So sorry to hear this, we had the same with one of our older cats. Sending you hugs x


----------



## Shady (30 July 2017)

So sorry to read this View, iv'e had Siamese and Oriental cats in my life since i left home at 16, they will always be my first passion, if it's any consolation, it is better that cats go quickly with renal failure, i have experienced some upsetting slow declines and the end result is sadly still the same . RIP lovely Camilla, hugs to you View xxxx


----------



## splashgirl45 (30 July 2017)

sorry to see this,but at least she went quickly, which was good for her but not for you..its always a shock when they go and i still miss my lurcher every day even though she went in september and i have 2 other dogs to focus on....hugs for you....


----------



## View (30 July 2017)

Thank you all.

We were lucky to find a vet that respected our wishes.  Once the light had gone from her eyes, there was only one thing to do, and she went peacefully being cuddled.

She was such a character.  We will all miss her reminding us that it's her dinner time and looking disapprovingly if we are sitting in the chair where she wants to sit.


----------



## Mrs B (30 July 2017)

I am sorry, View. 

Our cats are the heart of our house and it's always so hard when you have to give them back.

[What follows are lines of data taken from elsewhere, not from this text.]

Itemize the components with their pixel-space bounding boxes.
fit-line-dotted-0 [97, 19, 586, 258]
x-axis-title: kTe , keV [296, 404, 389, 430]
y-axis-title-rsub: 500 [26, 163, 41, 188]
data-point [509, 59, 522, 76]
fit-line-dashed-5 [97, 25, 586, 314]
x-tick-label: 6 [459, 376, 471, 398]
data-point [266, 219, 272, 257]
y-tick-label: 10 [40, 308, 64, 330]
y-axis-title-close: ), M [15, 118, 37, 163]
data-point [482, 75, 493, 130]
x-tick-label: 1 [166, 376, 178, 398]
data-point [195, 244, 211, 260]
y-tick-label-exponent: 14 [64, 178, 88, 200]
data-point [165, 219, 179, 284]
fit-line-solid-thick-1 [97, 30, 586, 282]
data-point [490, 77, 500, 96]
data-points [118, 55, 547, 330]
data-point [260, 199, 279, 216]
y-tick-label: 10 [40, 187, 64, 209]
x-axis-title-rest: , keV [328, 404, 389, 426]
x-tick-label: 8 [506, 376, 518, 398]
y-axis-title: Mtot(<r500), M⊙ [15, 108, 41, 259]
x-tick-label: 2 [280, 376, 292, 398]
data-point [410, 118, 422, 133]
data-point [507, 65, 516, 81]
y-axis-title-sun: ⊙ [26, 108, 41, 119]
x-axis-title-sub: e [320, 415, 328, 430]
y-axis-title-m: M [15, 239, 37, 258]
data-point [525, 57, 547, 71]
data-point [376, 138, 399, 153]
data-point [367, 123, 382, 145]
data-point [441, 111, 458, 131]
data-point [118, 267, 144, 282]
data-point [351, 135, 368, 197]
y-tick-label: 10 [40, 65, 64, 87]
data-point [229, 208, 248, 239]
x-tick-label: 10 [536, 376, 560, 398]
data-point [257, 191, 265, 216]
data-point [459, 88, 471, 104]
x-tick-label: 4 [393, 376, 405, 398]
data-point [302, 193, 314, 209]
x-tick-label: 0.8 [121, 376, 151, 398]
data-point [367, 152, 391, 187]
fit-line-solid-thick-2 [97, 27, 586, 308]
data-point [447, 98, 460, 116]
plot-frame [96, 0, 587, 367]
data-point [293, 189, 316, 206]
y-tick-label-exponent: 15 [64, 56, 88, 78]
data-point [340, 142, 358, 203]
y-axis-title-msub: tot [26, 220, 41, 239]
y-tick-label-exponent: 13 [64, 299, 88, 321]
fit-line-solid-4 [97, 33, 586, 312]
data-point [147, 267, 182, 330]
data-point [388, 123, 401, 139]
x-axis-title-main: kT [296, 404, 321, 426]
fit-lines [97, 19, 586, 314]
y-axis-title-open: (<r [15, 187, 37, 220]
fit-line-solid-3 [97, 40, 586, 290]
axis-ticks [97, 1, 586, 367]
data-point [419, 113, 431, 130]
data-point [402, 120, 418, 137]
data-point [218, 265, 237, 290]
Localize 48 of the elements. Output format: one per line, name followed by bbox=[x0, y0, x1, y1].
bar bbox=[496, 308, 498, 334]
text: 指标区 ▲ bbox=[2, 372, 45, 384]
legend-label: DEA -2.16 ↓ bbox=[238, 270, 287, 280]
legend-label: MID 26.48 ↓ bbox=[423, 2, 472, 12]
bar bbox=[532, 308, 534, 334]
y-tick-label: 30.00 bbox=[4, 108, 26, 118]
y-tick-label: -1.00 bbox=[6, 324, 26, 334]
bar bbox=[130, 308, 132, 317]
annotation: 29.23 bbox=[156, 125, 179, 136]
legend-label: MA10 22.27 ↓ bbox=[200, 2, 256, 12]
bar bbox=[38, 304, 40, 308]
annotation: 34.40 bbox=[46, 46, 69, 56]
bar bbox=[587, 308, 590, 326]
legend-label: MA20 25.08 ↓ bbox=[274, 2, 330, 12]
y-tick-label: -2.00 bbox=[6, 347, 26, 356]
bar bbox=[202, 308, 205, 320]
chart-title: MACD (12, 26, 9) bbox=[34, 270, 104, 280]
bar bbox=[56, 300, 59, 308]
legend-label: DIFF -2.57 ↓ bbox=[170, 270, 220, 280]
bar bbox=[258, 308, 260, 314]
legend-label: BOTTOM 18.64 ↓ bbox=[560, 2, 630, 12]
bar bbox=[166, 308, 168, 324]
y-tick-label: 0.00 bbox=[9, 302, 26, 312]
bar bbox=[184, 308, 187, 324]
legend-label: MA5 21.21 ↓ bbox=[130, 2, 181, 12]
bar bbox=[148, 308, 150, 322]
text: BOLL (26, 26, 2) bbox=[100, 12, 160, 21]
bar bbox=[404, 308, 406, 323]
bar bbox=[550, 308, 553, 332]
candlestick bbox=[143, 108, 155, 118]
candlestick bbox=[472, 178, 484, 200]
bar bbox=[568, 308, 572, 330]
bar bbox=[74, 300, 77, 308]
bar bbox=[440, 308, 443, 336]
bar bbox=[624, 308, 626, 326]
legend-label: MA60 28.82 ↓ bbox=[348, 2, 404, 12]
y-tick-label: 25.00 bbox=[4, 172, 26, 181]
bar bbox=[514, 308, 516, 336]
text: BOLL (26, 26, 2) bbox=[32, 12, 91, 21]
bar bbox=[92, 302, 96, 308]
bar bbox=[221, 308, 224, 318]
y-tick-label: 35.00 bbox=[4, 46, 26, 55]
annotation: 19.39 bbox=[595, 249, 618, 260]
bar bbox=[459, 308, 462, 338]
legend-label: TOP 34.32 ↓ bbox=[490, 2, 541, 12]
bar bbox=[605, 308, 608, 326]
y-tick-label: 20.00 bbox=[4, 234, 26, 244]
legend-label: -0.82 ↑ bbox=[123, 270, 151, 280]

I'd have made the same decision as you and have done several times when many would think it was too early. But I knew and they knew it was time.
Sleep tight, Camilla. 

Can we see come photos of the lovely girl when you're ready?


----------



## Peregrine Falcon (30 July 2017)

So sorry. Sleep well puss. X


----------



## Doormouse (30 July 2017)

I'm so sorry, it is so hard losing any animal and I as a Siamese owner (although she sees it that she is an owner of a human) know what huge characters they are and can imagine the awful silence in the house today. Do hope you feel better soon.


----------



## Lindylouanne (31 July 2017)

View I am really sorry that you have lost Camilla. Our animals are such a huge part of our lives that they are really missed once they pass. RIP Camilla. L xx


----------



## Blanche (2 August 2017)

Hugs to you both , RIP Camilla.


----------